Let's acknowledge the big grey pachyderm in the room straight away: Did Mercedes decide to favour runaway four-time winner Nico Rosberg at Lewis Hamilton's expense in Sochi on Sunday afternoon, just as the reigning champion was busily hacking down a 12.9sec gap to 7.5sec in 13 laps, looking all set to launch a late challenge to the German's pristine record in 2016?
Much was made in some quarters of the fact that Hamilton's falling water pressure seemed just a mite too convenient as he was asked to back off to save his engine, which then "miraculously" stabilised itself once the gap had opened up again.
Hamilton has apparently asked for a full report - as "nobody seemed to know too much about the odd readings from the PU (power unit)" that Mercedes boss Toto Wolff also reported on Rosberg's V6 turbo-hybrid engine.
Those same sources happily ignored all the work that Mercedes had put into Hamilton's car the previous evening and that morning, after it had suffered an identical energy recovery system problem to the one that had also stopped him after the second qualifying session a fortnight earlier in China.
The entire project had been guided by the need to avoid breaking parc ferme rules so that Hamilton could take up his 10th place on the grid rather than having to start from the back or from the pit lane.

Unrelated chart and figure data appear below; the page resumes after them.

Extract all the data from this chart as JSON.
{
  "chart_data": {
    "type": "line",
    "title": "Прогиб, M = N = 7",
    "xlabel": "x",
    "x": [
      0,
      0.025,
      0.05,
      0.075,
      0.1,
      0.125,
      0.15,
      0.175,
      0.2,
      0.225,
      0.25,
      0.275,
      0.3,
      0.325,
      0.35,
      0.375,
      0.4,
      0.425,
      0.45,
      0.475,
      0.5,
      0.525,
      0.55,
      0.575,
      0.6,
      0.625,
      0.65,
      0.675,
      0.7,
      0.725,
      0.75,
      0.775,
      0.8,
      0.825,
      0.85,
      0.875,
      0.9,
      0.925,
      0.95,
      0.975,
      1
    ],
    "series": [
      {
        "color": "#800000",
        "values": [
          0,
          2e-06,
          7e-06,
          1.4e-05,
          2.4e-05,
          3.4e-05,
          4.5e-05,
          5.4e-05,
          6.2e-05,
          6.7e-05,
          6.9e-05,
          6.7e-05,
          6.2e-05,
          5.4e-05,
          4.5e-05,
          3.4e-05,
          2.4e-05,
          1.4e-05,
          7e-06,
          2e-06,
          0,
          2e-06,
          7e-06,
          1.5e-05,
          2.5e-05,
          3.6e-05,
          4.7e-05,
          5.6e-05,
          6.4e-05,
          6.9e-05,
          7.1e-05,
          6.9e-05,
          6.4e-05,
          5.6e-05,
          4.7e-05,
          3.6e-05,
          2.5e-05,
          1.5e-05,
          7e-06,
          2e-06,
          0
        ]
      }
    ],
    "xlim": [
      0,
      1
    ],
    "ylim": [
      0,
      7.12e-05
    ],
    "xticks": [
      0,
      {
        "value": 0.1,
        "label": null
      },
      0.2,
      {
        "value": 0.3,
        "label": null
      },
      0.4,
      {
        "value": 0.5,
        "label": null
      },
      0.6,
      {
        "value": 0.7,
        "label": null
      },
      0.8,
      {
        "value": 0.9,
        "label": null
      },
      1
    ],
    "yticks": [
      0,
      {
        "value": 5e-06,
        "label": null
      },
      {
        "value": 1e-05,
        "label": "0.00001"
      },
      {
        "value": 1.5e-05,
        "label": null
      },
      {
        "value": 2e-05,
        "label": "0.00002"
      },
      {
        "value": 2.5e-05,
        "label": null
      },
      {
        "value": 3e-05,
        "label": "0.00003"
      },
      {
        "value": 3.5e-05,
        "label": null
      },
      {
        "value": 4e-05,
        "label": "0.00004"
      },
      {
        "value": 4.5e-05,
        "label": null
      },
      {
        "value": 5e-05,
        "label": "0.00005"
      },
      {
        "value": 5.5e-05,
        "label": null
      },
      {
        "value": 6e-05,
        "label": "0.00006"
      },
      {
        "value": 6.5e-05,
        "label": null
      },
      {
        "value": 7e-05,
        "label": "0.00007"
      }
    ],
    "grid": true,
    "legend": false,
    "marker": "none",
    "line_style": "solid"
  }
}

The sabotage theories (suggesting Mercedes held Hamilton back) are nonsense. Why on earth would Mercedes want to favour one driver over another, let alone at this early stage of the season?
That meant using a spare engine first used in Melbourne, albeit fitted with a new turbocharger, control electronics and MGU-H energy recovery system, and also incorporating revised components such as the fuel system which had been homologated for the Russian race.

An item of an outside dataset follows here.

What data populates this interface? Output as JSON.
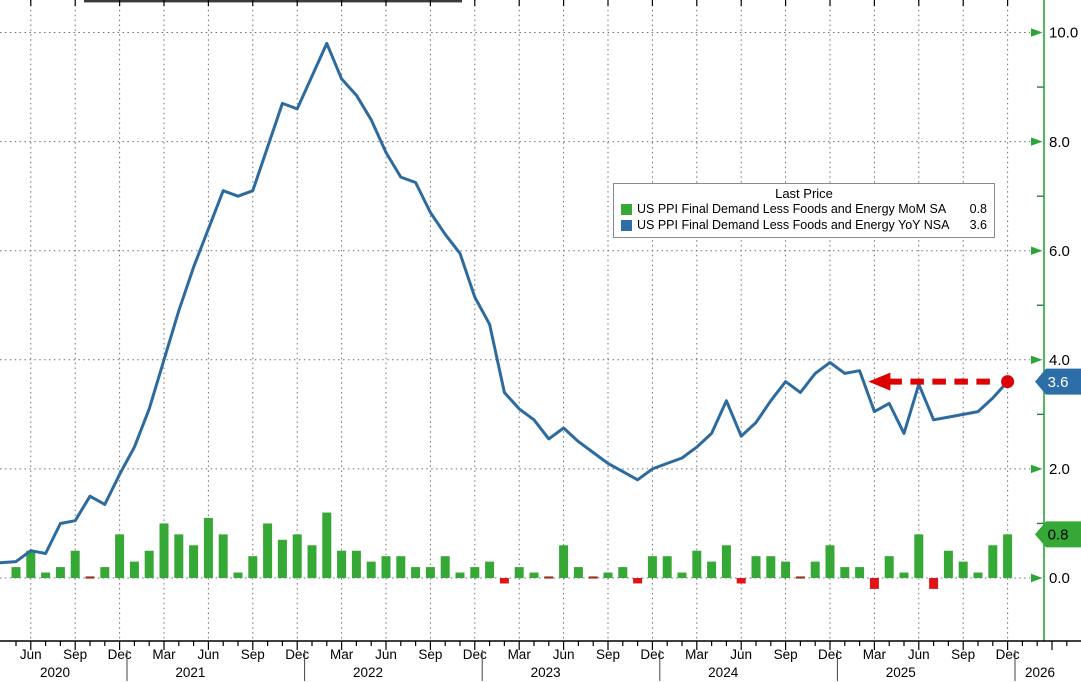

That in turn necessitated flying out a new system as there were insufficient spares at the track. It was flown in by chartered jet in the early hours, and the spare engine was then fitted with it so that it could be installed in Hamilton's Mercedes once it was released from parc ferme on Sunday morning before successfully being fired up in the garage.
"Hopefully all this illustrates the lengths to which we have gone to maximise his chances - a point that could usefully be made to those suggesting conspiracy or sabotage," a spokesman said, but the race problem apparently undid all that good work, in some minds.

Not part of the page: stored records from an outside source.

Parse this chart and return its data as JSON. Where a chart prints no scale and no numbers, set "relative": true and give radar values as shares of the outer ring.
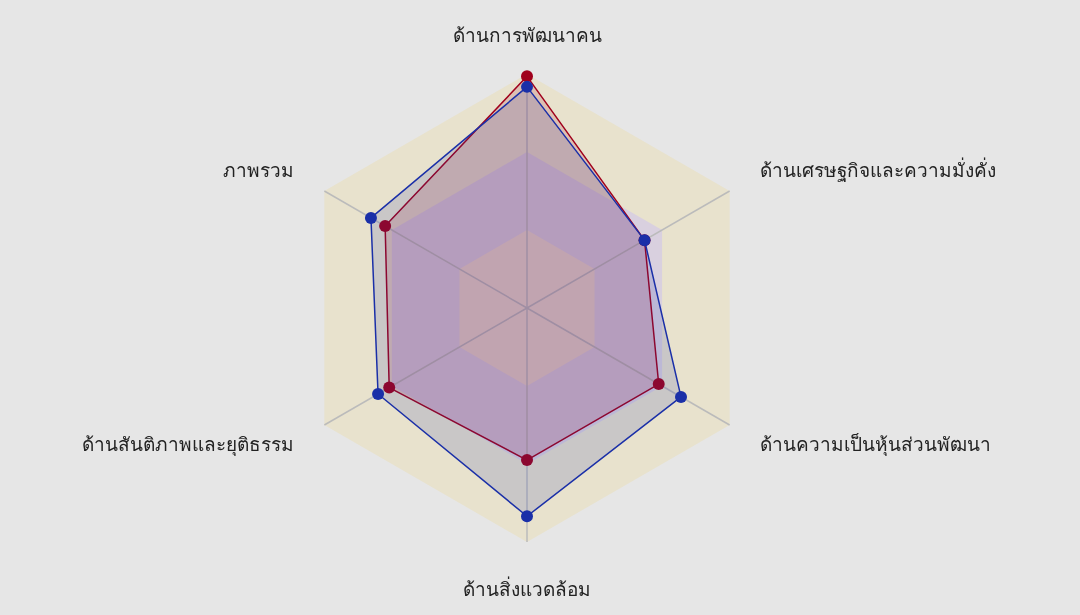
{
  "chart_data": {
    "type": "radar",
    "relative": true,
    "grid": true,
    "marker": "circle",
    "categories": [
      "ด้านการพัฒนาคน",
      "ด้านเศรษฐกิจและความมั่งคั่ง",
      "ด้านความเป็นหุ้นส่วนพัฒนา",
      "ด้านสิ่งแวดล้อม",
      "ด้านสันติภาพและยุติธรรม",
      "ภาพรวม"
    ],
    "series": [
      {
        "color": "#a0001c",
        "values": [
          0.99,
          0.58,
          0.65,
          0.65,
          0.68,
          0.7
        ]
      },
      {
        "color": "#1a2fa8",
        "values": [
          0.945,
          0.58,
          0.76,
          0.89,
          0.735,
          0.77
        ]
      }
    ]
  }
}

Wolff said afterwards that insinuations on social media that they had favoured Rosberg by duping Hamilton into backing off needed to be tackled head-on.
Do I believe him? Yes, I do.
The sabotage theories are nonsense. Why on earth would Mercedes want to favour one driver over another, let alone at this early stage of the season? Could you imagine the potential fallout in sales if they were to do anything but play fair, and it became public knowledge?
With his fourth victory of 2016 and seventh in a row, Rosberg joins an elite fraternity comprising Alberto Ascari, Michael Schumacher and Sebastian Vettel - world champions all - who achieved the latter feat.
That's food for thought, and I'll confess here that early in the year before the season began, a little voice in my head said: "I think Nico could win it this year."
Will he? If he carries on like this, he's going to be very hard to beat, especially as rivals Hamilton and Sebastian Vettel have had tough luck lately. Certainly the former has demonstrated the speed to beat him, but recently the luck has deserted him, it's as simple as that.
Rosberg is fond of saying that there are still a lot of races to go in this longest-ever season, and he knows that what goes around comes around.
He's certainly not looking for feathered birds to count just yet. Nor should we.
But we should all sit back and savour what lies ahead, as he tries to keep his roll going, and Hamilton (and Ferrari, hopefully), do everything they can to claw back his advantage. I have a feeling we are going to be very grateful that there are 21 races this year.